Italy And Germany Agree To Approve Payments For Russian Gas In Rubles
EUROPE - Both Italy and Germany have authorized companies to open ruble accounts in order to purchase gasoline from Russia without violating the current sanctions that have been placed on Russia, according to Reuters and Radio Free Europe.
During a briefing on May 15th, Ukrainian Foreign Minister Dmytro Kuleba said that Germany has come to the realization that Russian gas is a weapon, that they had made the decision to cut off their reliance on it, but that they need a little more time to solve their gas issues.
He said that two months ago Germany said that an oil embargo on Russia would be impossible, but now it's one of the "leading states that are really pushing the oil embargo".
"We (in Berlin - ed.) talked a lot about the gas embargo and my impression is that the fundamental political decision that Germany's dependence on Russian gas is a huge problem and must be broken - such a decision was made. So they need a little more time to solve their gas issues. But it is very important to understand that Germany has finally realized that Russian gas is a weapon, a weapon that strikes, which Russia always keeps close to the temples of Ukraine, Germany and any other European country," Kuleba stated.
"We had a very rational discussion with the Germans, but I told them a simple thing: look, it will happen anyway. This is inevitable. Unequivocally, Ukraine will get the status of a candidate sooner or later, we want it to happen sooner - in time, at the end of June at the EU summit. Therefore, the choice before the German elites is very simple: either lead this process and write your names in the history of Europe, or it will still happen, but without your (German - ed.) Leadership," he added.
Starting April 1st, Russia began demanding that countries that it deems 'unfriendly' must pay for gas in Russian rubles.

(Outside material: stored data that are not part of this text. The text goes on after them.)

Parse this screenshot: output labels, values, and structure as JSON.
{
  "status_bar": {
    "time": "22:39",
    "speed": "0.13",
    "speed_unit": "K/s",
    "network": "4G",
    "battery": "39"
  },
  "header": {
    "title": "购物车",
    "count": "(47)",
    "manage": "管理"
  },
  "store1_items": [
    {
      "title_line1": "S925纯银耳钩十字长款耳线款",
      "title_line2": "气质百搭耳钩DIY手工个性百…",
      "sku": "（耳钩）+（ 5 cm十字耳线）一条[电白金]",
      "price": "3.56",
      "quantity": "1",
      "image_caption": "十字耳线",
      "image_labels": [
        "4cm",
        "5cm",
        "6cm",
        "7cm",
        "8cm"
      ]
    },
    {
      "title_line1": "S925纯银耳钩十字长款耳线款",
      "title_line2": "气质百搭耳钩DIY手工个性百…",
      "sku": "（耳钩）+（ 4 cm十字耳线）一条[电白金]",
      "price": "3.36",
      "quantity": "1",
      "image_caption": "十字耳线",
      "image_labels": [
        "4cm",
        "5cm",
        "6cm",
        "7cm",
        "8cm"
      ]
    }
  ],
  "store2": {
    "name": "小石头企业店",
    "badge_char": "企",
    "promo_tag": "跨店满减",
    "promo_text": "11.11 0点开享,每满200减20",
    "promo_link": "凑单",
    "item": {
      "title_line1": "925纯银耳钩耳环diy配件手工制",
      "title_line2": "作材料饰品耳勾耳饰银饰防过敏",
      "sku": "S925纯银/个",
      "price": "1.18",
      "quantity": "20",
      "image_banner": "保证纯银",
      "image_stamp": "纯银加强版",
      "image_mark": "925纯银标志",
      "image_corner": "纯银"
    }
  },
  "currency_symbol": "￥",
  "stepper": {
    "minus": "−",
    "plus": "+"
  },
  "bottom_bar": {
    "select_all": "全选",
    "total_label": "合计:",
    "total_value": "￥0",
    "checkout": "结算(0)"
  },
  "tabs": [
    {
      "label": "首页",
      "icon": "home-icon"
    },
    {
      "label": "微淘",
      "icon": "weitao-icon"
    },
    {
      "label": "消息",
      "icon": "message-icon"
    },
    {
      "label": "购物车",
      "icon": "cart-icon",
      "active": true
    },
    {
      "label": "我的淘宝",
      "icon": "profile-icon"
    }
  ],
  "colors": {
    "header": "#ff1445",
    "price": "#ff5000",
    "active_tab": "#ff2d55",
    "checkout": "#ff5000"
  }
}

In order to pay for the Russian gas in rubles however, the country must first open accounts with Gazprombank.
Russian President Vladimir Putin had said that if the demand for paying for Russian gas in rubles is refused, then "existing contracts will be suspended".
At the end of April, Russian company Gazprom had announced that supplies of gas to both Bulgaria and Poland had been stopped. Polish authorities also announced that the country had become gas independent from Russia.
On May 21st the Finnish energy company Gasum announced that Russia had cut off gas supplies to Finland after Finland refused to pay for the gas in rubles.
Other EU countries are working on reducing dependency on Russian gas in order to lower Russia's ability to finance their war on Ukraine. Hungary however, is refusing to become gas independent from Russia.